A ONU - Organização das Nações Unidas negou na segunda-feira (01) que a nomeação do seu novo diretor ambiental tenha relação com sua presença em um júri que concedeu um prêmio de 500 mil dólares ao secretário-geral Kofi Annan.

Achim Steiner, um alemão com considerável experiência em conservação ambiental, foi indicado em março por Annan para chefiar o Programa Ambiental da ONU, que funciona em Nairóbi. Steiner havia sido jurado do Prêmio Internacional Zayed para o Meio Ambiente, de Dubai, que em dezembro premiou Annan.

"O senhor Steiner foi indicado após longa e exaustiva busca," disse Stephane Dujarric, porta-voz de Annan. "Estávamos cientes de todos os fatos, e o secretário-geral ainda assim considerava que era a melhor pessoa para liderar a organização."

A nomeação de Steiner, segundo Dujarric, não teve relação com o prêmio dado a Annan, que entregou o dinheiro à caridade. O porta-voz admitiu que o nome de Steiner não foi apresentado pela Alemanha para substituir o também alemão Klaus Toepfer - o ambientalista entrou em uma lista posterior, já no final do processo.

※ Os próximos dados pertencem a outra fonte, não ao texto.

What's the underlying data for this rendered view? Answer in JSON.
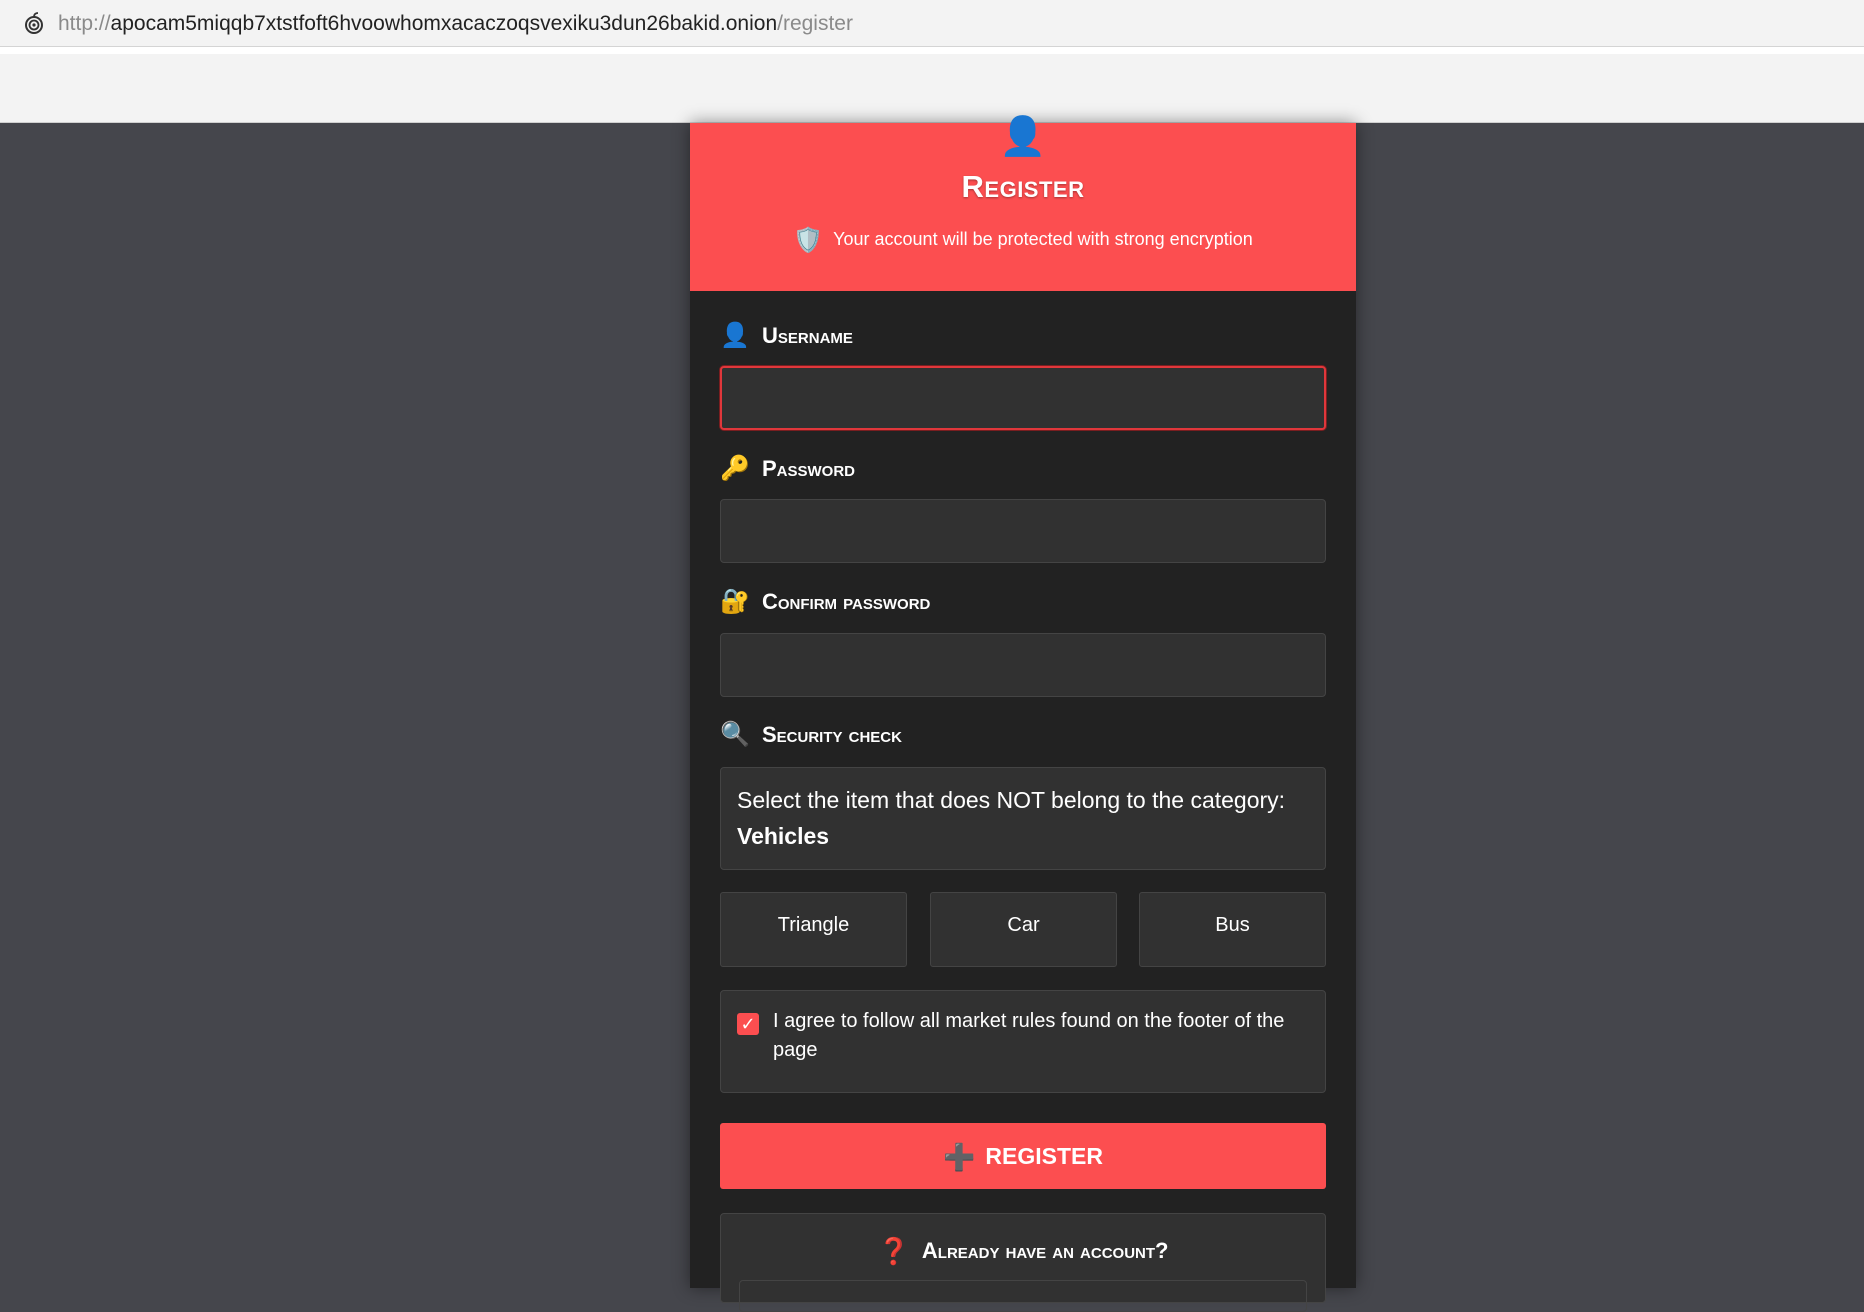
{
  "browser": {
    "url_scheme": "http://",
    "url_host": "apocam5miqqb7xtstfoft6hvoowhomxacaczoqsvexiku3dun26bakid.onion",
    "url_path": "/register",
    "lock_icon": "onion-icon"
  },
  "header": {
    "icon": "👤",
    "title": "Register",
    "subtitle_icon": "🛡️",
    "subtitle": "Your account will be protected with strong encryption"
  },
  "form": {
    "username_icon": "👤",
    "username_label": "Username",
    "username_value": "",
    "password_icon": "🔑",
    "password_label": "Password",
    "password_value": "",
    "confirm_icon": "🔐",
    "confirm_label": "Confirm password",
    "confirm_value": "",
    "security_icon": "🔍",
    "security_label": "Security check",
    "captcha_prompt": "Select the item that does NOT belong to the category:",
    "captcha_category": "Vehicles",
    "captcha_options": [
      "Triangle",
      "Car",
      "Bus"
    ],
    "agree_checked": true,
    "agree_text": "I agree to follow all market rules found on the footer of the page",
    "submit_icon": "➕",
    "submit_label": "REGISTER",
    "already_icon": "❓",
    "already_label": "Already have an account?"
  },
  "colors": {
    "accent": "#fc4e50",
    "card_bg": "#222222",
    "page_bg": "#45464c"
  }
}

A decisão final, segundo Dujarric, coube a Annan, após consultas a assessores e ONGs ambientais. Annan tem dito que, após deixar o cargo, no final deste ano, criaria uma fundação dedicada à agricultura e à educação feminina na África. Dúvidas sobre um possível conflito de interesses foram levantadas no sábado (29) pelo jornal The Financial Times.

Steiner assume o cargo em Nairóbi em junho. Atualmente, ele é diretor geral da World Conservation Union, a maior rede ambiental do mundo, com mais de mil membros em 140 países.

O Prêmio Internacional Zayed para o Meio Ambiente é concedido bienalmente desde 2001 pelos Emirados Árabes Unidos. Entre os vencedores anteriores estão o ex-presidente norte-americano Jimmy Carter e a emissora britânica BBC.

O presidente do júri que concedeu o prêmio foi Toepfer, antecessor de Steiner. Entre os demais jurados estavam Yolanda Kakabadse, ex-presidente da World Conservation Union; David King, cientista-chefe do governo britânico; Mario Molina, Nobel de Química em 1995; e Yoriko Kawaguchi, ex-chanceler japonesa.